Why you shouldn't take economic advice from a comedian.

From comes this news story:
One of the hottest comedians in show business is warning fans not to buy or resell overpriced tickets to his upcoming shows — because he might just cancel the tickets.

Louis C.K. announced Tuesday that the West Coast city would be the only Canadian stop so far on his forthcoming North American tour.

The award-winning funny man will play the 6,000 seat Thunderbird Arena for two nights on Dec. 7 and 8. And once again he was capping prices well below average for a top notch show.

"As always, I'm keeping the price of my tickets down to an average of $50, including all charges," he said in an email blasted out to fans to announce the dates. "I know that's not nothing. But it's less than more than that."

Somewhat predictably, tickets were sold out with minutes, leaving desperate fans searching online for seats at the show.

And that's where the warning comes in.

It turns out C.K. has a long-standing beef with scalpers and resellers, and he takes personal pride in jamming their attempts to profit from his shows.

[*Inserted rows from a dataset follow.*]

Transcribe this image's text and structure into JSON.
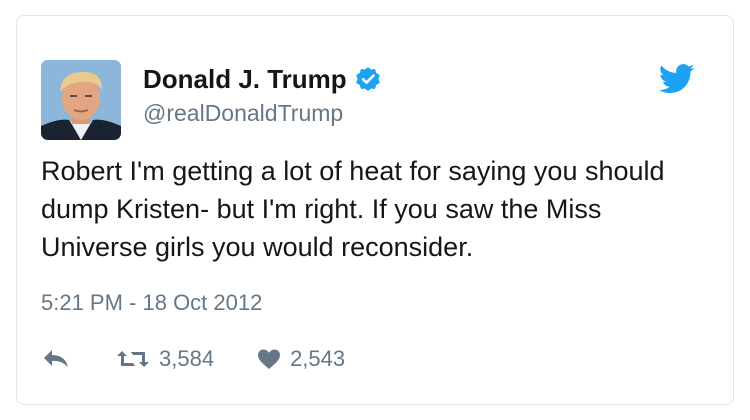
{
  "tweet": {
    "author_name": "Donald J. Trump",
    "handle": "@realDonaldTrump",
    "text": "Robert I'm getting a lot of heat for saying you should dump Kristen- but I'm right. If you saw the Miss Universe girls you would reconsider.",
    "timestamp": "5:21 PM - 18 Oct 2012",
    "retweet_count": "3,584",
    "like_count": "2,543"
  },
  "icons": {
    "verified": "verified-badge-icon",
    "brand": "twitter-bird-icon",
    "reply": "reply-icon",
    "retweet": "retweet-icon",
    "like": "heart-icon"
  },
  "colors": {
    "name": "#14171a",
    "secondary": "#657786",
    "brand_blue": "#1da1f2",
    "border": "#e1e8ed"
  }
}
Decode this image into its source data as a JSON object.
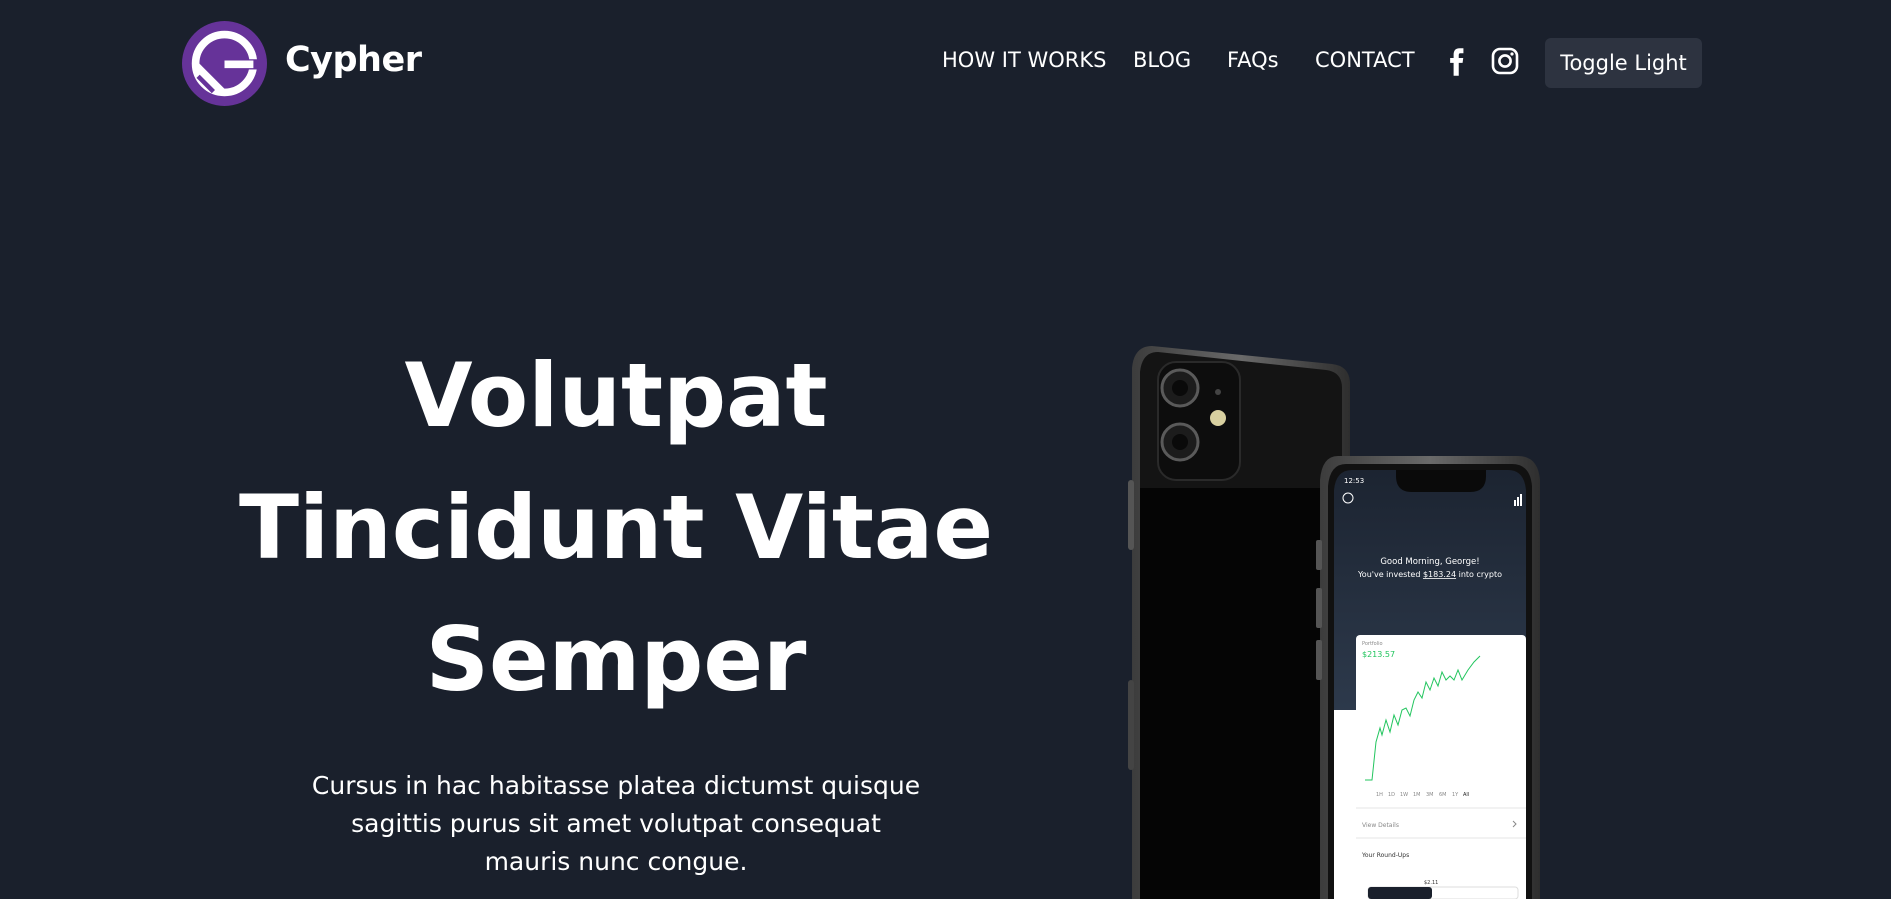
{
  "header": {
    "brand": "Cypher",
    "nav": [
      {
        "label": "HOW IT WORKS"
      },
      {
        "label": "BLOG"
      },
      {
        "label": "FAQs"
      },
      {
        "label": "CONTACT"
      }
    ],
    "social": [
      "facebook-icon",
      "instagram-icon"
    ],
    "toggle_label": "Toggle Light"
  },
  "hero": {
    "title_lines": [
      "Volutpat",
      "Tincidunt Vitae",
      "Semper"
    ],
    "subtitle": "Cursus in hac habitasse platea dictumst quisque sagittis purus sit amet volutpat consequat mauris nunc congue."
  },
  "phone_screen": {
    "time": "12:53",
    "greeting": "Good Morning, George!",
    "invested_prefix": "You've invested ",
    "invested_amount": "$183.24",
    "invested_suffix": " into crypto",
    "portfolio_label": "Portfolio",
    "portfolio_value": "$213.57",
    "ranges": [
      "1H",
      "1D",
      "1W",
      "1M",
      "3M",
      "6M",
      "1Y",
      "All"
    ],
    "view_details": "View Details",
    "round_ups": "Your Round-Ups",
    "round_up_value": "$2.11",
    "accent_green": "#22c55e"
  },
  "colors": {
    "background": "#1a202c",
    "button_bg": "#2d3340",
    "logo_purple": "#663399"
  }
}
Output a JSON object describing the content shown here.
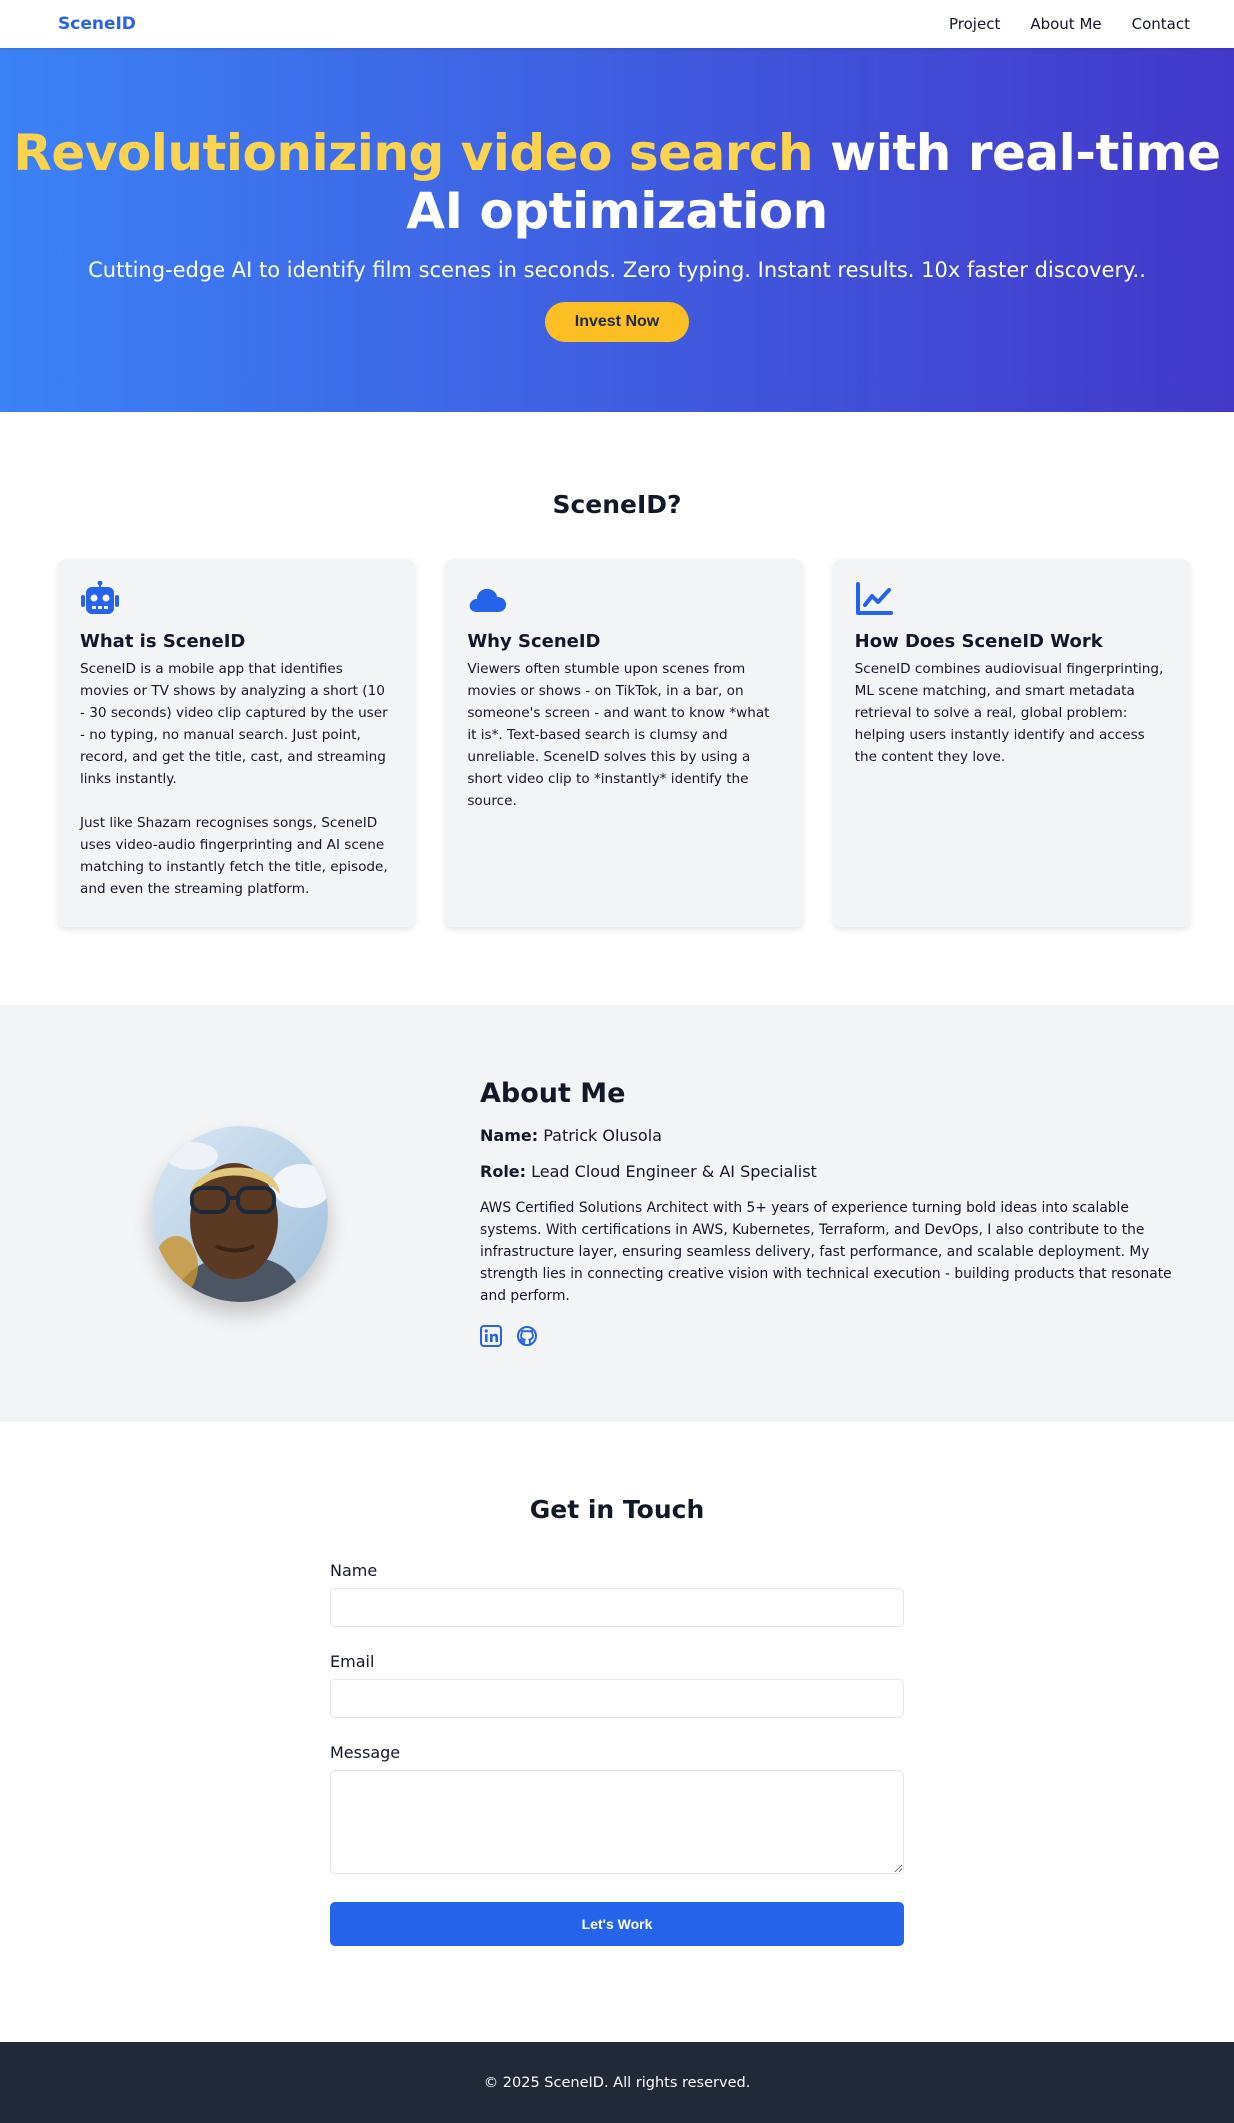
{
  "nav": {
    "brand": "SceneID",
    "links": [
      "Project",
      "About Me",
      "Contact"
    ]
  },
  "hero": {
    "title_highlight": "Revolutionizing video search",
    "title_rest": "with real-time AI optimization",
    "subtitle": "Cutting-edge AI to identify film scenes in seconds. Zero typing. Instant results. 10x faster discovery..",
    "cta": "Invest Now"
  },
  "features": {
    "title": "SceneID?",
    "cards": [
      {
        "icon": "robot-icon",
        "title": "What is SceneID",
        "paragraphs": [
          "SceneID is a mobile app that identifies movies or TV shows by analyzing a short (10 - 30 seconds) video clip captured by the user - no typing, no manual search. Just point, record, and get the title, cast, and streaming links instantly.",
          "Just like Shazam recognises songs, SceneID uses video-audio fingerprinting and AI scene matching to instantly fetch the title, episode, and even the streaming platform."
        ]
      },
      {
        "icon": "cloud-icon",
        "title": "Why SceneID",
        "paragraphs": [
          "Viewers often stumble upon scenes from movies or shows - on TikTok, in a bar, on someone's screen - and want to know *what it is*. Text-based search is clumsy and unreliable. SceneID solves this by using a short video clip to *instantly* identify the source."
        ]
      },
      {
        "icon": "chart-line-icon",
        "title": "How Does SceneID Work",
        "paragraphs": [
          "SceneID combines audiovisual fingerprinting, ML scene matching, and smart metadata retrieval to solve a real, global problem: helping users instantly identify and access the content they love."
        ]
      }
    ]
  },
  "about": {
    "title": "About Me",
    "name_label": "Name:",
    "name": "Patrick Olusola",
    "role_label": "Role:",
    "role": "Lead Cloud Engineer & AI Specialist",
    "bio": "AWS Certified Solutions Architect with 5+ years of experience turning bold ideas into scalable systems. With certifications in AWS, Kubernetes, Terraform, and DevOps, I also contribute to the infrastructure layer, ensuring seamless delivery, fast performance, and scalable deployment. My strength lies in connecting creative vision with technical execution - building products that resonate and perform.",
    "socials": [
      "linkedin-icon",
      "github-icon"
    ]
  },
  "contact": {
    "title": "Get in Touch",
    "name_label": "Name",
    "email_label": "Email",
    "message_label": "Message",
    "submit": "Let's Work"
  },
  "footer": {
    "text": "© 2025 SceneID. All rights reserved."
  },
  "colors": {
    "primary": "#2563eb",
    "accent": "#fbbf24",
    "highlight": "#fcd34d",
    "footer_bg": "#1f2937"
  }
}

"Regarding ticket resale: we take great efforts and have many methods of finding out what inventory is being sold on broker sites like Stubhub and Vivid Seats and immediately invalidating those tickets," he declared on his website.
Now this guy may be great at being a comedian but he is a crap economist. If the quantity demand is greater than the quantity supplied the price rises to clear the market. Now Louis C.K. may not like this bit of basic economics but that doesn't stop it from being true. The reason that you see scalpers is simply that the ticket price is below the market equilibrium price. So if he wants to prevent scalping he just needs to increase the price of tickets.

But from the above you see that he wants to keep "the price of my tickets down to an average of $50". Low price implies below equilibrium pricing which in turn implies scalping to get tickets into the hands of those who value them most. That is, his own pricing policy creates scalping. An insolvable problem?

What to do? If he won't increase the ticket price does he have live with scalping? Actually no, there is a very obvious solution to this. All he has to do is increase supply. As supply increases the price will be driven down. So to get a $50 price with no scalping all he has to do with play a bigger venue or put on more shows, or both. These things will increase the supply of tickets which will decease the price until, if he gets the supply just right, the equilibrium price is $50. And, of course, there will be no scalping. Problem solved!


Jim Rose said...


Paul Walker said...

I don't see this as a long-run equilibrium the monotring and enforcement costs are too high.